Downturn gnaws away at French spending on food

Some 3,000 restaurants went bust in France during the first quarter of 2008, as the current economic downturn and the recenty approved smoking ban helped force a change on people's eating habits.


Galloping inflation has eaten away at French spending on food, making shoppers less choosy about brands and fresh produce and more willing to cut back on restaurant visits, according to a survey released on Tuesday. 

The survey by CREDOC, a state-backed research body specialising in French living conditions, found that many people retain their traditional attachment to the ideal of convivial eating, good food and a varied diet.

But sharp price hikes that have seen the cost of fruit rise 17.6 percent, milk and cream go up 14.8 percent and poultry prices rise 12.5 percent over the past year, have chipped away at the French attachment to the pleasures of the table. 

The survey of 1,004 people conducted in June, found consumers paying closer attention to price, more shopping at hard discount chains and fewer choosing supermarkets or the specialised food shops that feature on most French high streets.

The survey came on the same day that France's biggest consumer rights group reported that food manufacturers were in effect raising prices by quietly cutting the size of some items or the amount in some packets while not changing the price.

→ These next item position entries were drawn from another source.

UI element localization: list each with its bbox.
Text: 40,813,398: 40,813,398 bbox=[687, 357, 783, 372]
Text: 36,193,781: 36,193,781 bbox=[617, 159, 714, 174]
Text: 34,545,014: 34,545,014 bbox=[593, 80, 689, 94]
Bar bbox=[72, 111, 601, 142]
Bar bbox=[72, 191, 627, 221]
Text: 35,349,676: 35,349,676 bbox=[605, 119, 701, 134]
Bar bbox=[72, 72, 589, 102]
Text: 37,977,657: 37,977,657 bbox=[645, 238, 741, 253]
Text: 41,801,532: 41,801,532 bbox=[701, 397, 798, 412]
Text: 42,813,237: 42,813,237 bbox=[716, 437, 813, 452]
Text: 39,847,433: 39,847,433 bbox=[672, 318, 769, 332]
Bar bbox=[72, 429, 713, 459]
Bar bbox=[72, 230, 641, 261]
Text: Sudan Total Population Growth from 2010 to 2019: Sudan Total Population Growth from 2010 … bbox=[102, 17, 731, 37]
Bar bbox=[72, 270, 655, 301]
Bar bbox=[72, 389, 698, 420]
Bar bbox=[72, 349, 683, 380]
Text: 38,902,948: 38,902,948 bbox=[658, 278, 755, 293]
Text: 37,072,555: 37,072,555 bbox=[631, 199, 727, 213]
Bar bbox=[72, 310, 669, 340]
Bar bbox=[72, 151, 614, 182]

It found almost all people (97 percent) believed eating was a good opportunity to spend time with others and a source of pleasure but there was strong pressure to cut spending on food. 

Some 18 percent of people were cutting back on non-essential items, 28 percent were choosing lower range products and 17 percent were consuming less, while there was a sharp jump in the number of those comparing prices between shops more than normal. 

"In 2008 and 2009, there could be a reduction in the volume of food spending," the survey found.

The effects have not been confined to shopping alone. French restaurant and cafe owners have been fretting about demand for months and the survey found that 21 percent of people would go to restaurants more often if their budgets were not so tight.

"We are very worried," Daniele Deleval, vice-president of the UMIH hotels and restaurants association, told the daily Le Figaro on Tuesday. "Since the beginning of the year, business is down 20 percent on average and we see no sign of improvement." 

According to figures from credit insurer Euler Hermes published this month, bankruptcies of restaurants, cafes and hotels rose 19.7 percent in France in the first half of 2008. 

With average consumer spending power in France down 0.4 percent in the second quarter of the year, according to Economy Ministry figures last week, any reversal of the trend is likely to be some way off.